Hunt referred to the court defeats suffered by the Government in the past year over the reduction in feed-in-tariff levels available to homeowners and businesses keen to go ahead with solar PV installations. He told the summit audience: “It is not so much the tariff levels that have had such negative impacts, more the uncertainty caused in investors, from infrastructure scale to commercial and even domestic-sized projects. The battle between the Department of Energy and Climate Change, who have learnt lessons from the past, and the Treasury is making everyone uneasy.”
A CBI report, The Colour of Growth: Maximising the Potential of Green Business, published in July this year forecast that a “smarter green policy approach could boost the UK’s economy by almost £20billion by 2014/15”. The report goes on to predict that without green businesses, the trade deficit in 2014/15 would be “double Government projections”.
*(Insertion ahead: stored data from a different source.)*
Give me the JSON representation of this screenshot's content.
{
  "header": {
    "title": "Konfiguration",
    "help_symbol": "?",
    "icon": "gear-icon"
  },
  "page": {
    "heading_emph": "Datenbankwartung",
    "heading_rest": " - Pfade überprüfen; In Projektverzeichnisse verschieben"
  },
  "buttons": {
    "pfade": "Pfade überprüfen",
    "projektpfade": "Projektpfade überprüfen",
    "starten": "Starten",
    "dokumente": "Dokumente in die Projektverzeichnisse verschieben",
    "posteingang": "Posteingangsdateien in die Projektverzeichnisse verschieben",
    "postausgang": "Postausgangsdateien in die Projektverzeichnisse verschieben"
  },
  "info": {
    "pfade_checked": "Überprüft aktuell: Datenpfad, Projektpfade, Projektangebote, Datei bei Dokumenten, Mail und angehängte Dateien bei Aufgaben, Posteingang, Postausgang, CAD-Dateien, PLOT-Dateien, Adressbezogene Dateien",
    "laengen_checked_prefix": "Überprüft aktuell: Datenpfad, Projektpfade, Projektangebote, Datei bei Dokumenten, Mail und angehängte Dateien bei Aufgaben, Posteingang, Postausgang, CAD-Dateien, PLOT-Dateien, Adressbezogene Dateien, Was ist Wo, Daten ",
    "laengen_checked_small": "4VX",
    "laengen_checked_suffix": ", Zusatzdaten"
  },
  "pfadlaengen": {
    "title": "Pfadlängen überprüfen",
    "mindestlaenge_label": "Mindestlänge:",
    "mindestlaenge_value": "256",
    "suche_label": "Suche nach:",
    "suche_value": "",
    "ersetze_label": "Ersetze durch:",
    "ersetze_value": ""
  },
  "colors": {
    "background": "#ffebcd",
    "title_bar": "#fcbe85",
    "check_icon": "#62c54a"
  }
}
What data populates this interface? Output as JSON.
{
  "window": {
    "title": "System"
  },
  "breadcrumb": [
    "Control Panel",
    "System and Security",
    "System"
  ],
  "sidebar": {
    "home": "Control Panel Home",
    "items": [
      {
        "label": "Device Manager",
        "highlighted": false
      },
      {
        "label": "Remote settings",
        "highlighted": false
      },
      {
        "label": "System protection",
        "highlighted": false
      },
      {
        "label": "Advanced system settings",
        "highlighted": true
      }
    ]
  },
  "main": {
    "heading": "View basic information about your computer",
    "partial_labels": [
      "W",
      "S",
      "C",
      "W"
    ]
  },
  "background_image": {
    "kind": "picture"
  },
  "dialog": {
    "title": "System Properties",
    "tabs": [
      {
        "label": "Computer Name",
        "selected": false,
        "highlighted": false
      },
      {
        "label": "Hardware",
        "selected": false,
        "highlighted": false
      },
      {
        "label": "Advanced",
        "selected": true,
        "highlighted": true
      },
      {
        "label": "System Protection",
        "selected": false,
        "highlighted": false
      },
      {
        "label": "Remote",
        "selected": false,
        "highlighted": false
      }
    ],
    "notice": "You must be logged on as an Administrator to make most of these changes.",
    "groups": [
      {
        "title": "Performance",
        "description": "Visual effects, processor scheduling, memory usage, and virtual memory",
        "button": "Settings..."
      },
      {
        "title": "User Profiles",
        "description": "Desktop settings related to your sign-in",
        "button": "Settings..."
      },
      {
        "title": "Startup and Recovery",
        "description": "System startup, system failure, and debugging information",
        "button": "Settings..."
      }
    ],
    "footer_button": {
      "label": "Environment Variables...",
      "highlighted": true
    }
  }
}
Hunt commented: “We need to see a Government listening to the industry and we need to see a Treasury seeing the growth opportunities the CBI sees. Only then will we see the renewable revolution needed in the UK. It is already happening elsewhere the world over and we’re losing ground – and facing blackouts.”
While Hunt is also Vice Chair of the Renewable Energy Association’s Onsite Renewables Sector Group, his comments do not reflect the association's own position. A spokesman for the association points out that until the Green Deal is finalised, its potential impact on renewables uptake cannot be determined.